Il est un peu plus de 13 heures. Après une correspondance à Singapour et une escale dans le tout petit aéroport de Luang Prabang, nous arrivons enfin à Vientiane après 18 heures de vol. L’aéroport de Vientiane n’est pas bien grand et ne reçoit pas énormément de trafic donc la récupération des bagages est rapide, d’autant plus que notre avion n’est pas grand non plus donc il y a peu de passagers à débarquer.

On enchaîne directement avec le repas de midi dans un resto assez moyen qu’on s’est empressé d’oublier.

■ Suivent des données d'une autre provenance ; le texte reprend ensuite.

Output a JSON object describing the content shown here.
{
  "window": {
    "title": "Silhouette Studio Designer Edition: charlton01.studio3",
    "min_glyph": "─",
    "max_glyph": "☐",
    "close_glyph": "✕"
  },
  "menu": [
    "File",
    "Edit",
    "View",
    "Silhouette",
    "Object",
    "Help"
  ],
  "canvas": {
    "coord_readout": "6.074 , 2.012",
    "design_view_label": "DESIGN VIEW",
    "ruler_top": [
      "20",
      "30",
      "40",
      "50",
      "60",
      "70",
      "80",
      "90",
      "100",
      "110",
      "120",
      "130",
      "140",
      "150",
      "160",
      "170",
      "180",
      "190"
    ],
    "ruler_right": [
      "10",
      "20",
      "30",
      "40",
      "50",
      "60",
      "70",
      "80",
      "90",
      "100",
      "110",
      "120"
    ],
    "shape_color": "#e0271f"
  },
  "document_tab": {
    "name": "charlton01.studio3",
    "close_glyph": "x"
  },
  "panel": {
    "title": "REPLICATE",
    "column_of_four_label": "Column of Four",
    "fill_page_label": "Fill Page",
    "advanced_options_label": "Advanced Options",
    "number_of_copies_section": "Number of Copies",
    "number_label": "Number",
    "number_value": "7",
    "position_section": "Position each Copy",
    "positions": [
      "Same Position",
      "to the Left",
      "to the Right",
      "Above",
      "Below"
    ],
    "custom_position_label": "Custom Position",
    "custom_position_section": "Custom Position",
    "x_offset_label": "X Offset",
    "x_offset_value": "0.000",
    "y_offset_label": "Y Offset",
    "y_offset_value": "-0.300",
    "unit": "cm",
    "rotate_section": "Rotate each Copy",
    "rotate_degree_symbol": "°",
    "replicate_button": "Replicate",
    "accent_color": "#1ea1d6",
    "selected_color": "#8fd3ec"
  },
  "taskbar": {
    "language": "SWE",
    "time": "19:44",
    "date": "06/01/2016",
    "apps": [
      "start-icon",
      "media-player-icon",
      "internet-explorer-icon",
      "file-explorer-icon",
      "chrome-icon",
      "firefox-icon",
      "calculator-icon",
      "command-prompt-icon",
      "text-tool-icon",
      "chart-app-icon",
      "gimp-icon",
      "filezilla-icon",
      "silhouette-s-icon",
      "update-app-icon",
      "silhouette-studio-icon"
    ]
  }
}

Nous avons très peu dormi dans l’avion, on se déplace en mode zombie ! Mais on arrive à mobiliser un bout de cerveau encore disponible pour la visite de Vientiane.

Il y a quelques jours, Léo m’a demandé quel était le programme du voyage. Il s’inquiétait du nombre de temples que nous allions visiter car, à Bali, il en avait un peu marre de visiter des temples tous les jours ! Je l’ai rassuré en lui disant que ce voyage au Laos serait plus varié… en omettant de lui parler de ce premier jour à Vientiane ! Ça commence mal pour lui car on visite deux temples – Vat Sisakhet et Vat Phra Keo – et le Pha That Louang, monument bouddhique emblématique du Laos (Ok, ce n’est pas un temple mais pour les enfants c’est tout pareil !).

Le premier, Vat Sisakhet, est d’influence siamoise et présente une coursive qui entoure le temple et dont les murs sont couverts d’alvéoles dans lesquelles les fidèles ont disposé de petits bouddhas deux par deux. Il y en a plus de 2000 (je fais confiance au guide, je n’ai pas recompté) ! Il est le seul temple de Vientiane à n’avoir jamais été détruit par les envahisseurs siamois, probablement grâce à son architecture. Ils n’allaient quand même pas détruire un monument religieux construit suivant leurs traditions.
La plupart du temps, on est autorisé à prendre des photos à l’extérieur mais pas à l’intérieur des temples. Dans tous les cas, il faut se déchausser pour y pénétrer et porter des vêtements qui couvrent les épaules et les genoux. Visiblement, ma jupe n’est pas assez longue et une gardienne me réprimande en me disant de mettre un sarong alors qu’on ne voit pas mes genoux et que d’autres touristes sont en short ! Ma tête ne doit pas lui revenir !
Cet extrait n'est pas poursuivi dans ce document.